Rémi parle avec sa grand-mère.
Rémi aime bien l’écouter
parler du temps où elle était une petite fille.
— Dans mon village, en
Provence, pour la nouvelle année, le 1er janvier, tout le monde offrait
toujours un cadeau à tout le monde. Devine un peu ce
que cela pouvait être ?
Rémi cherche :
— Acheter des cadeaux
pour tout un village… Il faut beaucoup d’argent. Les gens étaient donc riches ?
Mémé dit en riant :
— Mais non, en ce
temps-là, nous avions bien peu d’argent et personne dans le village n’achetait
de cadeaux. Il n’y avait même pas de magasins, comme
aujourd’hui.
— Alors, vous les fabriquiez, les cadeaux ?
— Pas vraiment !
— Alors, comment
faisiez-vous ?
— C’était très simple.
Écoute…
Autrefois chaque famille
faisait son pain. Il n’y avait pas d’eau courante dans les maisons. Alors on
allait en chercher à la fontaine sur la place du village.
Et le 1er janvier tôt le
matin, à peine la nuit finie, la première personne qui sortait de chez elle
posait un pain frais sur le rebord de la fontaine, pendant que sa cruche se
remplissait d’eau. Celle qui arrivait après prenait le pain et en déposait un
autre à la place
pour la suivante et
ainsi de suite… Comme
cela, dans chaque maison, on mangeait un pain offert par quelqu’un d’autre. On
ne savait pas toujours par qui, mais je t’assure que le pain nous semblait bien
bon parce que c’était comme un cadeau de l’amitié. Les gens qui étaient fâchés
pensaient qu’ils mangeaient peut-être le pain de leur ennemi et c’était un peu
comme une réconciliation…
Durant quelques jours, cette histoire a trotté
dans la tête de Rémi.
Un matin, Rémi eut une
idée.
Il a glissé dans sa poche
une tranche de pain de campagne. C’est le pain qu’on mange dans la maison de
Rémi. Et à l’école, juste avant la récréation, Rémi a posé le pain, bien en vue
sur le bureau de Philippe, son voisin. Philippe a toujours
faim et il répète sans cesse à Rémi :
— Ah ! ce que j’ai faim, mon vieux, ce que j’ai
faim ! Je mangerais bien un petit quelque chose !

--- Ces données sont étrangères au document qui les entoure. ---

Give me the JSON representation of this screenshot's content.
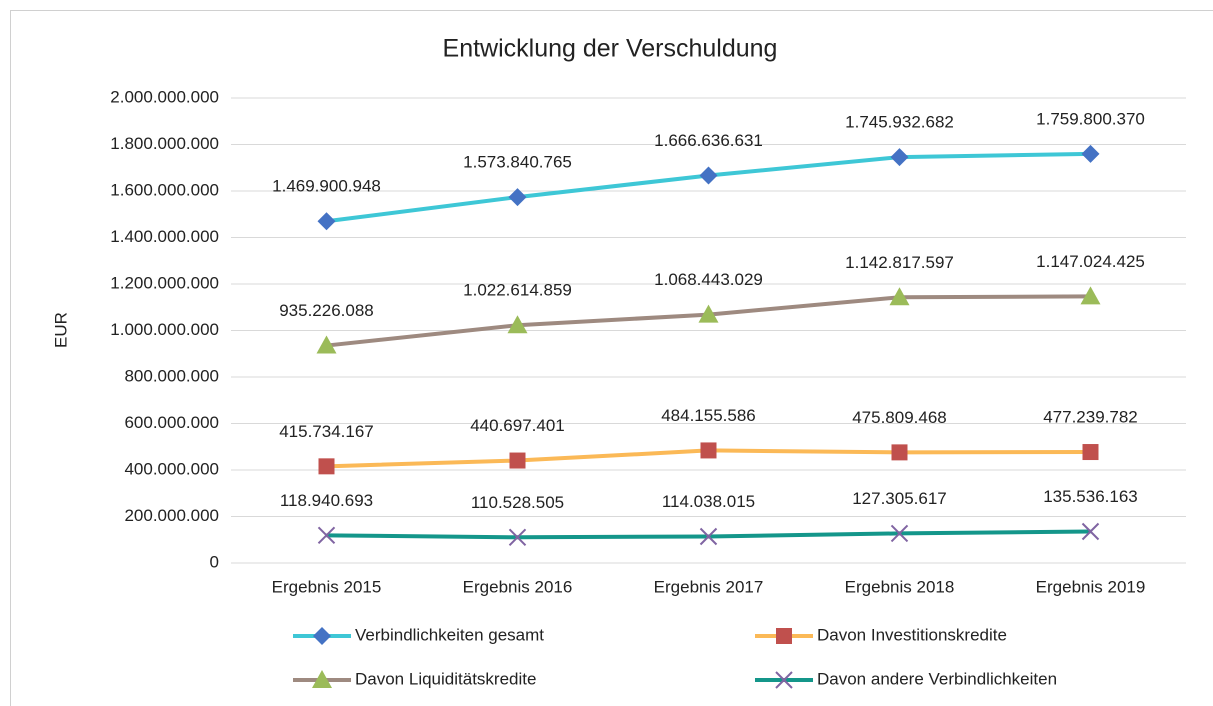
{
  "chart_data": {
    "type": "line",
    "title": "Entwicklung der Verschuldung",
    "y_label": "EUR",
    "categories": [
      "Ergebnis 2015",
      "Ergebnis 2016",
      "Ergebnis 2017",
      "Ergebnis 2018",
      "Ergebnis 2019"
    ],
    "series": [
      {
        "name": "Verbindlichkeiten gesamt",
        "color": "#3ec7d6",
        "marker": "diamond",
        "marker_color": "#4472c4",
        "values": [
          1469900948,
          1573840765,
          1666636631,
          1745932682,
          1759800370
        ],
        "value_labels": [
          "1.469.900.948",
          "1.573.840.765",
          "1.666.636.631",
          "1.745.932.682",
          "1.759.800.370"
        ]
      },
      {
        "name": "Davon Investitionskredite",
        "color": "#fbb957",
        "marker": "square",
        "marker_color": "#c0504d",
        "values": [
          415734167,
          440697401,
          484155586,
          475809468,
          477239782
        ],
        "value_labels": [
          "415.734.167",
          "440.697.401",
          "484.155.586",
          "475.809.468",
          "477.239.782"
        ]
      },
      {
        "name": "Davon Liquiditätskredite",
        "color": "#9e8a80",
        "marker": "triangle",
        "marker_color": "#9bbb59",
        "values": [
          935226088,
          1022614859,
          1068443029,
          1142817597,
          1147024425
        ],
        "value_labels": [
          "935.226.088",
          "1.022.614.859",
          "1.068.443.029",
          "1.142.817.597",
          "1.147.024.425"
        ]
      },
      {
        "name": "Davon andere Verbindlichkeiten",
        "color": "#14968a",
        "marker": "x",
        "marker_color": "#8064a2",
        "values": [
          118940693,
          110528505,
          114038015,
          127305617,
          135536163
        ],
        "value_labels": [
          "118.940.693",
          "110.528.505",
          "114.038.015",
          "127.305.617",
          "135.536.163"
        ]
      }
    ],
    "ylim": [
      0,
      2000000000
    ],
    "yticks": [
      0,
      {
        "value": 200000000,
        "label": "200.000.000"
      },
      {
        "value": 400000000,
        "label": "400.000.000"
      },
      {
        "value": 600000000,
        "label": "600.000.000"
      },
      {
        "value": 800000000,
        "label": "800.000.000"
      },
      {
        "value": 1000000000,
        "label": "1.000.000.000"
      },
      {
        "value": 1200000000,
        "label": "1.200.000.000"
      },
      {
        "value": 1400000000,
        "label": "1.400.000.000"
      },
      {
        "value": 1600000000,
        "label": "1.600.000.000"
      },
      {
        "value": 1800000000,
        "label": "1.800.000.000"
      },
      {
        "value": 2000000000,
        "label": "2.000.000.000"
      }
    ],
    "grid": true,
    "legend": "bottom"
  }
}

Quand Philippe a vu la tranche de pain, quelle
bonne surprise ! Il savait bien qui la lui avait donnée, mais il a fait
semblant de rien savoir. À la récréation, tout content, il a mangé le pain sans
rien dire à Rémi, mais…
…mais le lendemain, qu’a trouvé Rémi sur sa
table, juste avant la récréation ?
…un morceau de baguette !
Un gros morceau bien
croustillant ! Un vrai régal !
Philippe riait.
Et ils ont continué, comme ça, à se faire des
cadeaux de pain.
En classe, Charlotte et Sylvie sont assises
juste derrière Philippe et Rémi. Elles ont, bien sûr, très vite appris
l’histoire du pain, et ont voulu participer aux surprises. Le lendemain, Sylvie
a apporté un morceau de pain ficelle et Charlotte une tranche de pain de
seigle. D’autres enfants ont voulu participer aux cadeaux de pain.
Il y a eu du gros pain,
du pain bâtard, du pain au son, du pain de mie, du pain de ménage, du pain de
gruau, du pain russe, noir et un peu aigre, que Vladimir a apporté, et des
morceaux de galette que la maman d’Ahmed a cuite dans son four, et encore bien
d’autres pains.
Ainsi, presque toute la
classe, pendant la récréation, s’est mise à échanger des morceaux de pain.
La maîtresse a remarqué
les échanges et a demandé :
— Mais, que faites-vous là ?
Charlotte et Rémi lui ont raconté toute
l’histoire du pain des autres.
Et juste après la récréation, qu’y avait-il sur
le bureau de la maîtresse ? …un morceau de pain !
Toute la classe regardait la maîtresse. Elle a
souri puis elle a mangé le pain.
Et le dimanche suivant, quand Rémi a vu Mémé,
c’est lui qui avait une histoire à lui raconter.